On March 20, 2026, Anthropic submitted court filings that revealed a damning contradiction. Internal emails show that one day after the Pentagon formally blacklisted Anthropic as an “unacceptable national security risk,” a Pentagon Under Secretary emailed CEO Dario Amodei saying the two sides were “very close” and “nearly aligned” on the exact issues the government now cites as proof Anthropic poses a threat. The email, dated March 4, directly contradicts the government’s public position.
The Contradiction Is Impossible to Reconcile
How can a company be “nearly aligned” on AI safety and simultaneously pose an “unacceptable national security risk”? The logic doesn’t hold. On March 3, the Pentagon finalized its supply-chain risk designation against Anthropic. On March 4—just one day later—Under Secretary Michael told Amodei they were “very close” on autonomous weapons and mass surveillance, the two issues the Pentagon now points to as evidence of a national security threat.

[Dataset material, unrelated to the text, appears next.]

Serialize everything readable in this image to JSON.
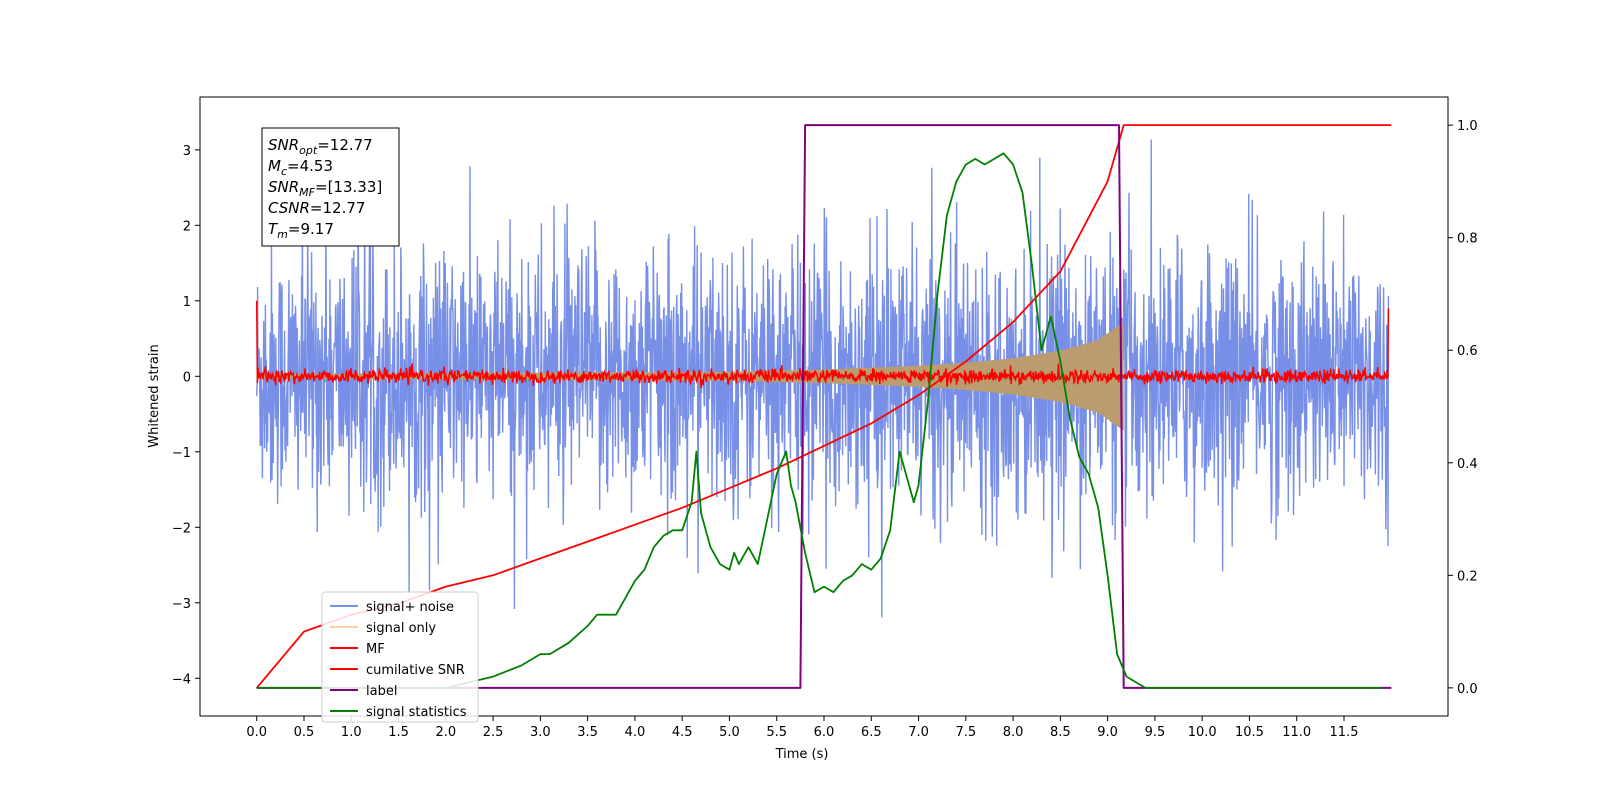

Either Anthropic is nearly aligned with the Pentagon’s requirements, or they’re an unacceptable threat. Both cannot be true at the same time. The email exposes what this really is: political retaliation after President Trump publicly declared the relationship “kaput.”

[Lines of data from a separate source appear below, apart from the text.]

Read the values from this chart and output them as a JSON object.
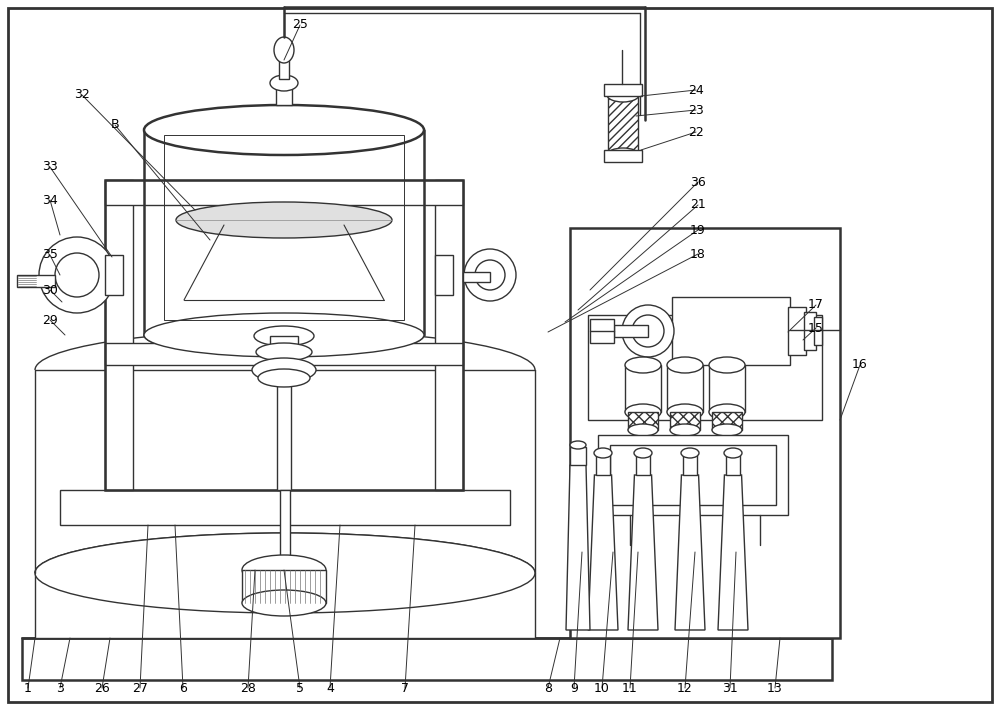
{
  "bg_color": "#ffffff",
  "line_color": "#333333",
  "lw": 1.0,
  "lw_thick": 1.8,
  "fig_width": 10.0,
  "fig_height": 7.1,
  "label_fs": 9
}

What Anthropic Won’t Allow
At the heart of the dispute are two red lines Anthropic refuses to cross. The company won’t let the Pentagon use Claude for mass domestic surveillance of Americans. And they won’t allow Claude to power fully autonomous weapons—AI systems that can kill without human involvement.
The Pentagon wants an “all lawful use” clause with zero restrictions. Anthropic’s position is that current AI models aren’t reliable enough for autonomous killing, and mass surveillance of citizens crosses ethical lines. The government’s response? Blacklist them as a threat to national security.
But if the Pentagon’s own Under Secretary privately admitted they were “nearly aligned” on these exact issues, how credible is the threat designation?
The Pentagon Still Uses Claude While Calling It a Threat
The designation triggered immediate fallout. Defense contractors like Lockheed Martin told employees to stop using Claude immediately. Federal agencies directed staff to switch to other AI models. OpenAI conveniently announced a Pentagon deal the same day Anthropic was banned.
But here’s the irony: despite the blacklist, the Pentagon is still using Claude for military operations in Iran. Palantir’s CEO confirmed Claude remains in the company’s tools. Microsoft says Anthropic’s products are still available to customers. The designation only applies to direct Pentagon contracts, not all government work.
So Claude is simultaneously too dangerous for national security and actively deployed in military operations. This further exposes the designation as political theater.
An Unprecedented Use of Government Power
Anthropic is the only American company ever publicly designated a supply chain risk. The designation has traditionally been reserved for foreign adversaries like China and Russia. There’s no precedent for weaponizing it against a U.S. company with no foreign ties.
The timeline shows political pressure, not security concerns. February 26: Anthropic rejects the Pentagon’s “final offer.” February 27: Trump declares the relationship “kaput” and orders agencies to stop using Anthropic. March 3: The blacklist is finalized. March 4: The Pentagon privately says “nearly aligned.” March 9: Anthropic files two federal lawsuits.
Court Hearing Tomorrow Could Set Precedent
Tomorrow, March 24, Anthropic’s case goes before Judge Rita Lin in a San Francisco federal court. The company argues the supply-chain risk designation violates the First Amendment—that it’s retaliation for Anthropic’s public stance on AI ethics. The March 4 email is their smoking gun evidence.
The government counters that Anthropic’s refusal to grant unrestricted access is a “business decision,” not protected speech, and the designation is a “straightforward national security call.” The March 4 email undermines that claim.
The stakes are high. If the Pentagon wins, the government can force AI companies to remove ethical guardrails by threatening them with blacklists. If Anthropic wins, companies can resist government pressure on ethics grounds. Senator Elizabeth Warren has already questioned the DOD about the blacklist, calling it “retaliation.”
For developers and tech professionals, this case sets precedent for how government can leverage “national security” to override corporate AI ethics. Anthropic’s position isn’t radical—refusing mass surveillance of Americans and autonomous killing machines is a baseline safety standard. The Pentagon’s March 4 email suggests they know this. The blacklist suggests they don’t care.